In 1905, the firm assumed the Phillips & Drew name with the arrival of Geoffrey Harvey Drew, Dick's brother, as a new partner and the retirement of Phillips (though he rejoined the firm in 1907). Until the late 1940s, the Drew family continued to hold a controlling position within the firm.

===1936–1984===
The firm remained relatively small with business dependent upon individual clients until the arrival of Sidney Perry, who joined the firm as a partner in 1936. Perry, would rise to the leadership of the firm over the next decade and by the beginning of the 1950s, he was running Phillips & Drew. Under Perry's leadership, the firm shifted its focus from retail brokerage business toward institutional investors.
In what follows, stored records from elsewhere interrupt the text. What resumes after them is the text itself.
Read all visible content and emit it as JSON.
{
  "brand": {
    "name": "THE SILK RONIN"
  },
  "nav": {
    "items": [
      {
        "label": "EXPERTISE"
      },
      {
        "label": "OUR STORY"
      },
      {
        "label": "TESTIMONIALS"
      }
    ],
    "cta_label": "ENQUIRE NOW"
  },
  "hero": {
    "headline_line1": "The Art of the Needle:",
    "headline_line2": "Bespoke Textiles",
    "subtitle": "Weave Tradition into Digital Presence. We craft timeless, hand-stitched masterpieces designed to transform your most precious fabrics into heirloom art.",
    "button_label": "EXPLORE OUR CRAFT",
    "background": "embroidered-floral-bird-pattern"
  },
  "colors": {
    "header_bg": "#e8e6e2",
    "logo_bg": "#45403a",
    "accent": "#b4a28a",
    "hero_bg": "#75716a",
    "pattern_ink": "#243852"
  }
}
The firm began to derive most of its income in dealing in gilts, a type of British government bond, for institutions. Perry also instituted a merit-based hiring and promotion system, moving away from hiring on the basis of family or personal connections. The firm grew to over 350 employees by the end of the 1960s.

Also, under Perry, the firm began to establish a reputation as a leading source of equity research and investment analysis.

===Acquisition by Union Bank of Switzerland===
In November 1984, Union Bank of Switzerland, predecessor of today's UBS acquired a 29.9% minority interest in Phillips & Drew and two years later announced an acquisition of the firm. At the time of the acquisition, Phillips & Drew, with 60 partners and 593 staff, was the leading dealer of gilts (as a GEMM), convertible bonds and other fixed income securities in the U.K. The firm was also a leading asset manager.

UBS merged their UBS Securities arm with P&D and transferred operations from the stock exchange building, and 100 Moorgate to new premises in the Broadgate development. UBS initially had issues integrating Phillips & Drew, which it had renamed UBS Phillips & Drew (UBS P&D). The firm lost £15 million when a rush of orders overwhelmed the firm’s settlement system in 1987. Then the bank lost £48 million as a result of Philips & Drew positions in the October 1987 stock market crash. Between April 1987 and February 1988, UBS was required to spend as much as £115 million to shore up Phillips & Drew. Phillips & Drew unit returned to profitability in 1992 after years of losses. Due to its performance issues, the Phillips & Drew name was discontinued by 1992 and the business was renamed UBS Limited. However, the Phillips & Drew name was retained in the asset management business that became known as Phillips & Drew Fund Management.